No one from New Hampshire Department of Health and Human Services was available last week to explain why the state’s Medicaid program has these shortfalls.
As for whether the burden should be on the state to make up the difference, or on county taxpayers, Chanis said, it may not make much of a difference: The money will have to be raised somehow, whether through a county tax or statewide.
“The reality is that someone is paying for all this stuff,” he said. “If the cost is what it is, taxpayers are paying for that. It’s just a matter of where it ends up.”
A Changing Model
New Hampshire is in the midst of moving its Medicaid program over to a managed care model, in which third-party organizations coordinate care within a defined network of providers.
Other states have managed care Medicaid programs, although many do not include long-term nursing care as part of it. New Hampshire, however, is including Medicaid nursing care in its managed care program. Nursing home administrators have been wondering how they will be affected.
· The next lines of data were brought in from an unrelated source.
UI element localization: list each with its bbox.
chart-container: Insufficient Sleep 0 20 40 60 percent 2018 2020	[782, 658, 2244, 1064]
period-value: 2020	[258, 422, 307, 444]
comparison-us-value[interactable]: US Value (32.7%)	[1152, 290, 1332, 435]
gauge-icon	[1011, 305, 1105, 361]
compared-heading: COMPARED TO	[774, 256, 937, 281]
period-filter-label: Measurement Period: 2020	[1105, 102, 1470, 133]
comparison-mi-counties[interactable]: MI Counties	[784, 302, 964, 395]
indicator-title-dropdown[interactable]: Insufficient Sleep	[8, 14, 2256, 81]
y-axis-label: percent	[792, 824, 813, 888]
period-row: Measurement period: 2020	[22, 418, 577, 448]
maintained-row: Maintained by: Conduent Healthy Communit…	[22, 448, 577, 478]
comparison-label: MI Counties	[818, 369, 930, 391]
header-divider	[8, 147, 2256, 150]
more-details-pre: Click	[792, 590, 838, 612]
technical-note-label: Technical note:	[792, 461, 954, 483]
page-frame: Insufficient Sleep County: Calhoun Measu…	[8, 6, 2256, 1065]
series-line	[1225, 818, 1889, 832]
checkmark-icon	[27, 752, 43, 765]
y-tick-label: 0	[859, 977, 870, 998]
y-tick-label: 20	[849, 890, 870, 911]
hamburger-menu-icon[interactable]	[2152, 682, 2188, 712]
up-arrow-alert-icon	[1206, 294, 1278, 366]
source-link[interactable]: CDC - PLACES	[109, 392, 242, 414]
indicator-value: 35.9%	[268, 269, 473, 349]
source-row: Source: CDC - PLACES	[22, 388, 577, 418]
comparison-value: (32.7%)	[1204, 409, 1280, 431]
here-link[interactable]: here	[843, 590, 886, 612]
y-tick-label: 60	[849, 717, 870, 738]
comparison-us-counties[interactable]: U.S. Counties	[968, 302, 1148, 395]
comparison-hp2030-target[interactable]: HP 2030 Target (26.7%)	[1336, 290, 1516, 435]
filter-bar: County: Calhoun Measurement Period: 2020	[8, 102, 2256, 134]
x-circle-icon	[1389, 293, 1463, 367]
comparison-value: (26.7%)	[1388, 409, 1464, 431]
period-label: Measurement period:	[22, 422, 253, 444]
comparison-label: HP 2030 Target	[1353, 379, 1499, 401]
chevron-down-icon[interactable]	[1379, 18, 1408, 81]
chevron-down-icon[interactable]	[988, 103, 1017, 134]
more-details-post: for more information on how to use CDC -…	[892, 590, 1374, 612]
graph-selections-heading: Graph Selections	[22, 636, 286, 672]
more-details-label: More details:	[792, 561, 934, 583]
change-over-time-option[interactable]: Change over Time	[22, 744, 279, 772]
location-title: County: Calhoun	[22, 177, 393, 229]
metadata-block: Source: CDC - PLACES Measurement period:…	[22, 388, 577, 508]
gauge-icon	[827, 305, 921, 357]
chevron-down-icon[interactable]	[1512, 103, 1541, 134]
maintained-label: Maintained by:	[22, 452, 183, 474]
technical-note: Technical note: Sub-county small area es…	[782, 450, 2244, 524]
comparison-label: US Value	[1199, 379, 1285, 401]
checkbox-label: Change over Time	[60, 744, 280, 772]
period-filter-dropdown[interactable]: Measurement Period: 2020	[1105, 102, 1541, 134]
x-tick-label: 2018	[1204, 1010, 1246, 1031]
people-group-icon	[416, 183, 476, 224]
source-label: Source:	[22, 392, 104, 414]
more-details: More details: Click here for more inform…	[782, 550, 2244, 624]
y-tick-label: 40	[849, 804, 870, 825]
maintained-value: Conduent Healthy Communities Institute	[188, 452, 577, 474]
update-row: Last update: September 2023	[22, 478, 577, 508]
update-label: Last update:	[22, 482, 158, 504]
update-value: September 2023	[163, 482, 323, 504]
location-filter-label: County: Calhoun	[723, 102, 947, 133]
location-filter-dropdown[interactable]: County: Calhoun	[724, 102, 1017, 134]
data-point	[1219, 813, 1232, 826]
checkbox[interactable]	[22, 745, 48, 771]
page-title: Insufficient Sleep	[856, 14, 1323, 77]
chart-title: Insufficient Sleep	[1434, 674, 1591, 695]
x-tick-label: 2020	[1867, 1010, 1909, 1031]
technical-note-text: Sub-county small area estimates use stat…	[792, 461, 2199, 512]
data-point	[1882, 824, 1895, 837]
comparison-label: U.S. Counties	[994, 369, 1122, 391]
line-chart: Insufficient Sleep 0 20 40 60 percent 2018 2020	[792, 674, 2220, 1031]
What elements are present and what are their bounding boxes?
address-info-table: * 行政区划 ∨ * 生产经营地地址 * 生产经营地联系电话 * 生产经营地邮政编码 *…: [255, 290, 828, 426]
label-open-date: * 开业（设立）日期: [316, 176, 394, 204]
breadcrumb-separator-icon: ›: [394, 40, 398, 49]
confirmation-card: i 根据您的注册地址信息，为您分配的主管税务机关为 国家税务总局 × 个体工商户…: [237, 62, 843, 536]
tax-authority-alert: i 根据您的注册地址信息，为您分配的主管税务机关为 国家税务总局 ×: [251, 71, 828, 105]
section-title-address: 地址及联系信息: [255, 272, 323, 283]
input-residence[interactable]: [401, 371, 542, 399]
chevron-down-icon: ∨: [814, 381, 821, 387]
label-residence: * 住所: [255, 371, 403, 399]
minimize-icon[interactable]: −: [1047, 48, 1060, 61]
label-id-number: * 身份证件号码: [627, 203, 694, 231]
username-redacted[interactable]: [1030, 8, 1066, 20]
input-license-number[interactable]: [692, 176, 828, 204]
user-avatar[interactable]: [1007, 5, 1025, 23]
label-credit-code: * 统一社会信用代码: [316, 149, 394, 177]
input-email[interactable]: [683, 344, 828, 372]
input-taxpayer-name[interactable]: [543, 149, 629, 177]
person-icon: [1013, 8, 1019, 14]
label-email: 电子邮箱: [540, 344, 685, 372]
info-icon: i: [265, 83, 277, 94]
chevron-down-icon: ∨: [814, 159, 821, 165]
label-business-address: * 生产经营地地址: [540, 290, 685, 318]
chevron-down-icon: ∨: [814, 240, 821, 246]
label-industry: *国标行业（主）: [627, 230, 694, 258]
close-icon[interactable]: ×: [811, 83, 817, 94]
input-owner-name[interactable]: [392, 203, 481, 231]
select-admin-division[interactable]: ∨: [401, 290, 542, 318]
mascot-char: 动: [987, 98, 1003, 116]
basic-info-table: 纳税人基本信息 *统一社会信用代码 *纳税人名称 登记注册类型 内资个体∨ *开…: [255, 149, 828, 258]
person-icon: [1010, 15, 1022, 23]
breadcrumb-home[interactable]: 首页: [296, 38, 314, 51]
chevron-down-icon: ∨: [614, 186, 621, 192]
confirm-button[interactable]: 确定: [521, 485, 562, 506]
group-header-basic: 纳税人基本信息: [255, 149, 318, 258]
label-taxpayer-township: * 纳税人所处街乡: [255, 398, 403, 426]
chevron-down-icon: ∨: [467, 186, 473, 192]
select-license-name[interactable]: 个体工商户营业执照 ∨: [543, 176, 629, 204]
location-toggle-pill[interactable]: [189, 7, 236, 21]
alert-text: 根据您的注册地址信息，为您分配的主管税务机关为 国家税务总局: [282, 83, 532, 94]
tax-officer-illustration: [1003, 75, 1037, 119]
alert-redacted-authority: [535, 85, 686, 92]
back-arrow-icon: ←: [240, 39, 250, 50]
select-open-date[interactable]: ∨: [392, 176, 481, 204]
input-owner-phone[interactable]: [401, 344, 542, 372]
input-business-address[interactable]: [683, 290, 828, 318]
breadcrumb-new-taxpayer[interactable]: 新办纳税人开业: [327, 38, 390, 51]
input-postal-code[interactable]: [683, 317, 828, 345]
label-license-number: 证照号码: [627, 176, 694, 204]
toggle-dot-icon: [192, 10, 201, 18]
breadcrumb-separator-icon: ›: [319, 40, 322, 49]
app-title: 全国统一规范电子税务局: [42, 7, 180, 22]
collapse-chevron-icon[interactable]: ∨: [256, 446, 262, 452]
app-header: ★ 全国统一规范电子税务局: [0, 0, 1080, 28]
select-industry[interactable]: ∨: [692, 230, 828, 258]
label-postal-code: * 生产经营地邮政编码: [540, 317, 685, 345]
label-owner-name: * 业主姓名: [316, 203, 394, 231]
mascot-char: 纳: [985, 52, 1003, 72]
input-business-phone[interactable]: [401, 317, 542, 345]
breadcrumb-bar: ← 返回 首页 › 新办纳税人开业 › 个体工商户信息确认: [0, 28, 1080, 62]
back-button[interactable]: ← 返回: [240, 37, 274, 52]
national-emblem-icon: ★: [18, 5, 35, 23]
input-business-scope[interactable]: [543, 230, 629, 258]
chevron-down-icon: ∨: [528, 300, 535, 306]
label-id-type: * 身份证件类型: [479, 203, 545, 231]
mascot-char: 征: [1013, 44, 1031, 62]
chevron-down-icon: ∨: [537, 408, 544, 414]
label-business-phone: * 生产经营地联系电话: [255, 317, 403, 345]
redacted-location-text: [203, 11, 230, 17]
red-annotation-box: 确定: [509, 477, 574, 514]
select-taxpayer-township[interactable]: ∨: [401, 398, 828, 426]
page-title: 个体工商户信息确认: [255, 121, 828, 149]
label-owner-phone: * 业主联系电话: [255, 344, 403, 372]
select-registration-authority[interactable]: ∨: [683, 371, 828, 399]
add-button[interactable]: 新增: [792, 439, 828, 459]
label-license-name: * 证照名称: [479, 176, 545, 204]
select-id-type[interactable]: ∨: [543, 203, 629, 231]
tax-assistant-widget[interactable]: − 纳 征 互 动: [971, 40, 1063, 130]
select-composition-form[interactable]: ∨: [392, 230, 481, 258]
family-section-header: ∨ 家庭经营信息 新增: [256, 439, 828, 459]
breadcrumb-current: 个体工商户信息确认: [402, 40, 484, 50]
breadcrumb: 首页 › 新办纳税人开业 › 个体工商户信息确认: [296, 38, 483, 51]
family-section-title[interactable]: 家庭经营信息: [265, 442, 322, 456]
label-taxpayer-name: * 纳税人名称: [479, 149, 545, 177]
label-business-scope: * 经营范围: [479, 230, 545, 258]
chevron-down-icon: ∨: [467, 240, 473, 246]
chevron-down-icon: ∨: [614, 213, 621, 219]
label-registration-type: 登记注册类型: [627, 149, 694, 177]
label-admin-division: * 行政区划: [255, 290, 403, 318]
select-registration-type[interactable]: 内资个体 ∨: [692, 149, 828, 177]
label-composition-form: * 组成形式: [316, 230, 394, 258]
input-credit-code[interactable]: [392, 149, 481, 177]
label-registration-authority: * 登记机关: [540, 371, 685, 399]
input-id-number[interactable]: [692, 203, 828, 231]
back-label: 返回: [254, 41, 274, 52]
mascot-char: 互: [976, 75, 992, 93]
Nursing care is expensive, more so than assisted living and other less-intensive options. As the managed care companies look at ways to do more with limited Medicaid funds, there is likely to be a push to keep people out of institutions, Purdy said.
The state “certainly wants to put people in the least institutionalized, the least restrictive environment,” Purdy said. “There is a push for more community-based care, assisted living.”
Such a push is not a bad thing, said Mohamed Ally, president of Meridian Health Plan, one of the three managed care companies chosen by the state to run Medicaid.
Finding ways to care for people in their homes or in less intensive institutions would not only be cheaper, he said, but will be a better experience for the patients. “We tend to get into the dollars, but I still don’t hear the voices of the patient. Where is the quality?” he asked.
Sometimes, patients need to be in the kind of institution that can provide 24/7 attention. But there are also people who can stay home with someone who would be willing to provide that care.
Some of the Medicaid money that’s going to nursing homes might be used instead to compensate family members of the patient who, with the proper training, would be willing to care for a person at home. “What are we doing to put customized arrangements so that Mom, Dad or grandma or grandpa, can get the care they need in the home setting?” he said.
No one is arguing that nursing care will not still be needed, and all three managed care companies that operate in the state have been meeting with nursing home administrators around the state as New Hampshire prepares to roll out the new managed care arrangement.
Well Sense Health Plan and Granite State Health Plan are the other two companies chosen by the state to handle managed care.
The details are still being fleshed out about how nursing home care will be affected, said William Brewster, medical director for Well Sense. But he said the company plans to work with nursing homes as those questions are worked through.
“I can say on behalf of Well Sense Health Plan that we welcome the opportunity to partner with providers of nursing home care to our future New Hampshire members,” Brewster said in an email. “We have had and will continue to have constructive discussions with state and county organizations representing the industry, and we will continue to be engaged with the Department of Health and Human Services as the details of the program come into focus.”
There are also larger questions that go beyond the New Hampshire health department. The state has new political leadership, and no one knows exactly how these new faces in Concord will proceed on Medicaid.
“It’s a whole new government and governor,” said Chesley, of Genesis in Lebanon. “Everyone’s sitting on the fence post waiting to see where things will go.”